The Wild Feathers will be playing at Bonnaroo 2014. I’ve been trying to figure out where they are from… Nashville, LA, Texas… all those places are mentioned in their bio, and the sounds of the areas come out in the music.
Out in the wilds of the Texas country, as you scan the radio dials and eventually give up to switch to the a.m. band (yeah, my car is old) you find these great stations that play music you’ve never heard elsewhere. Strange sounds of rock-n-roll and steel guitars and voices like Willie’s mix around in some off the wall genre that you can’t put any sort of label on. Eventually, you get out of range and when you’re back in Tennessee, or Chicago or wherever, you go searching for the music you were hearing because it stuck to you and you want more, but it’s just not anywhere to be found.
The Wild Feathers are one of the bands I would expect to find on those stations, and I’d be scouring the net to find them if it hadn’t been for the fact they were listed on the Bonnaroo line-up. What a great find!
Raging electrics and grungy folk sounds, burning steel guitar, beautiful vocal harmonies and just enough weirdness make every tune thoroughly enjoyable. East meets West, and the South comes along to settle a peace between them that can’t be denied as Real American Music!

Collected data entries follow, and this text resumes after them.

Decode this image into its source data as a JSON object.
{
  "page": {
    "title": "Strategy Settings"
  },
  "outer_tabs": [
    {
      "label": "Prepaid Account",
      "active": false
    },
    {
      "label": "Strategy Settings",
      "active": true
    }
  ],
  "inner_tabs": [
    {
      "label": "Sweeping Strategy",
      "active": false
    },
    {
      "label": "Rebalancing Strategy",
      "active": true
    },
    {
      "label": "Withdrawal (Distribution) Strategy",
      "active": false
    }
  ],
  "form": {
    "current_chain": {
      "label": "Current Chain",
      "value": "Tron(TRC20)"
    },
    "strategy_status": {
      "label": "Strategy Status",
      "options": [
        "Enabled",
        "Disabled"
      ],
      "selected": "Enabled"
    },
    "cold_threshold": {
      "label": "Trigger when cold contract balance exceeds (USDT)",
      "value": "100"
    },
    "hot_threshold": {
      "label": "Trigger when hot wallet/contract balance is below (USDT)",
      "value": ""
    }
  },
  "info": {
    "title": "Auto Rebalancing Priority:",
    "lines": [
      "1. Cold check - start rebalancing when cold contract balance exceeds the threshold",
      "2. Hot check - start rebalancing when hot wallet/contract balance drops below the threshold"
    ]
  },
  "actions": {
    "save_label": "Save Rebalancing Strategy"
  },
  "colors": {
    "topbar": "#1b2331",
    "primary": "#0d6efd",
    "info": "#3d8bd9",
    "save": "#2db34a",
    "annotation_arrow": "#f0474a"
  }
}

Yep, at Middle Tennessee Music, we are excited about Bonnaroo, but even more excited by the music. This writer will not be missing the Wild Feathers’ show, you better be there, too!
For their 2013 debut, The Wild Feathers, the band enlisted Jay Joyce (Cage the Elephant, the Wallflowers, Emmylou Harris) as producer, who encouraged the band to tap into their innate sense of harmony and true rock & roll sound. Their days in his Nashville studio were full and tiring (“like we’d been waterskiing and drinking beer in the sun all day,” says Ricky, “but so inspiring”), recording most tracks live, one at a time. “It was kind of like the old days with Elvis at RCA,” says Joel, “recording one song per day, really living in each one.”
The resulting record is a display of four unique talents effortlessly unified: bluesy, hard rock tunes like “Backwoods Company” live effortlessly next to harmonic stunners like “Hard Wind” and slow, folky love songs like “Tall Boots.” “When Rick Danko (of The Band) would sing harmonies, it was like he was singing lead,” says Ricky. “That’s what we try to do.” And it shows. Songs like “Left My Woman,” allow Ricky, Joel and Taylor to sing a few solo bars each in the opening, before joining with Preston on the chorus. Visually, they are united, too – playing shows standing in a line straight across the stage, as one.